Pierson’s puppeteers are most interested in outrunning the explosion of the center of the galaxy, but they also have enough interest and hidden reasons to gather some intrepid heroes to explore the planet.  Two humans and a giant-cat-descended humanoid called a knin (which absolutely has to be source for Wing Commander‘s Kilrathi) join an insane Pierson’s puppeteer in exploring the planet.  In exchange, the puppeteers will give them technology which will allow their species to outrun the galactic explosion.

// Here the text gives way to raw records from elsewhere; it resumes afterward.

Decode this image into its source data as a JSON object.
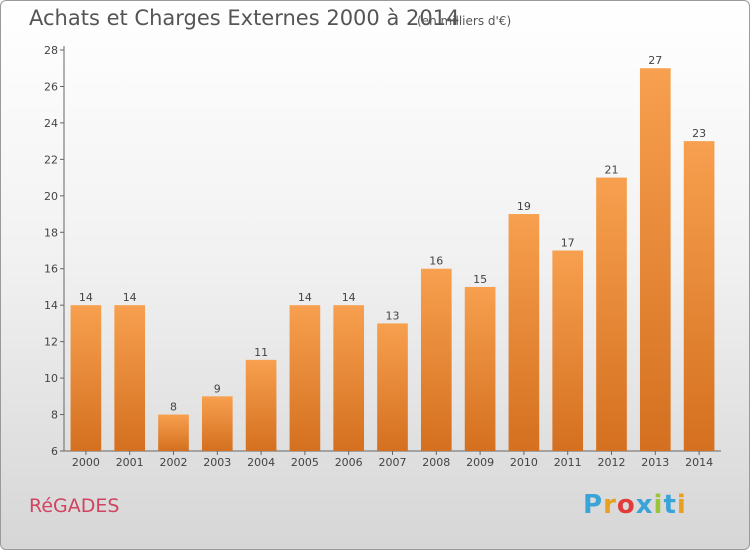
{
  "chart_data": {
    "type": "bar",
    "title": "Achats et Charges Externes 2000 à 2014",
    "subtitle": "(en milliers d'€)",
    "categories": [
      "2000",
      "2001",
      "2002",
      "2003",
      "2004",
      "2005",
      "2006",
      "2007",
      "2008",
      "2009",
      "2010",
      "2011",
      "2012",
      "2013",
      "2014"
    ],
    "values": [
      14,
      14,
      8,
      9,
      11,
      14,
      14,
      13,
      16,
      15,
      19,
      17,
      21,
      27,
      23
    ],
    "ylim": [
      6,
      28
    ],
    "yticks": [
      6,
      8,
      10,
      12,
      14,
      16,
      18,
      20,
      22,
      24,
      26,
      28
    ],
    "grid": false,
    "colors": {
      "bar_top": "#f7a04f",
      "bar_bottom": "#d4701f"
    }
  },
  "footer": {
    "town": "RéGADES",
    "logo": "Proxiti"
  },
  "logo_colors": [
    "#3aa3d8",
    "#e8a020",
    "#e23b3b",
    "#3aa3d8",
    "#9ac43b",
    "#3aa3d8",
    "#e8a020"
  ]
}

So far as the book is about the characters, it is wonderful.  The main guy, Louis Wu, is 200 years old (kept alive by ‘boosterspice’ and determined never to die), and he remembers simpler times in the universe, as well as a few lifetimes worth of lovers and friends.  The knin, called Speaker-To-Animals in non-growling tongues, belongs to a race which has lost several wars with humanity, and now their most warlike have been naturally selected out, allowing more peaceful relations with other species.  The young woman, Teela Brown, is genetically lucky, which can be unlucky for anyone around her.  Finally, the puppeteer, Nessus, is considered insane by his race because he sometimes takes risks.

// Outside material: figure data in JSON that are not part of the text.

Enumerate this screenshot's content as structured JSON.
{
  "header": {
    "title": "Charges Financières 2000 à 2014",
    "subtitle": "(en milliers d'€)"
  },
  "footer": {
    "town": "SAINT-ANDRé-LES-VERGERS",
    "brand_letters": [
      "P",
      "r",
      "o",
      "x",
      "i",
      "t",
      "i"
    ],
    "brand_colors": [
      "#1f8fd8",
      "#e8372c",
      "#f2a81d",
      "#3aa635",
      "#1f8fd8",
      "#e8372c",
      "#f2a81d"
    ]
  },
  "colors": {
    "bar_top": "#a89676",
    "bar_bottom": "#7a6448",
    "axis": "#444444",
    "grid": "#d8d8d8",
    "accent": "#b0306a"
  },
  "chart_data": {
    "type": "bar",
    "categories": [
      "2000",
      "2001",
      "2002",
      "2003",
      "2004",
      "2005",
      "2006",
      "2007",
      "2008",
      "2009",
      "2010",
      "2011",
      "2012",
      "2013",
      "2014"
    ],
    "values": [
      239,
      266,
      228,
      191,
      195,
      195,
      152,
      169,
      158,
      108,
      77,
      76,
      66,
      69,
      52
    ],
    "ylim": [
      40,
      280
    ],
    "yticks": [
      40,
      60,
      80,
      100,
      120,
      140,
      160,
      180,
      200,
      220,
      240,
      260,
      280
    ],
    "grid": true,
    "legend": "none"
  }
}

By the end of the novel, however, it becomes clear that the book is really about Larry Niven’s idea of this ring planet, the way things would work, the way things could break down, failsafes against those breakdowns, breakdowns of those failsafes.  Other topics for discussion include fate, luck as a genetically breedable trait, immortality, survival of species, the nature of ‘playing God’.  Ultimately instead of being about these truly interesting characters and a great planet which should be full of interesting adventures, it becomes a lot of philosophical dialogues in which the only thing that matters about the characters is that they can think well.

And there we have the negative overlap with Ender’s Game.  Ender’s Game and Ringworld ultimately become too much about the new idea for a technology, its successes and failures, rather than about characters.  Sorry, but I’ll take characters over manifestos for neat new technologies anyday.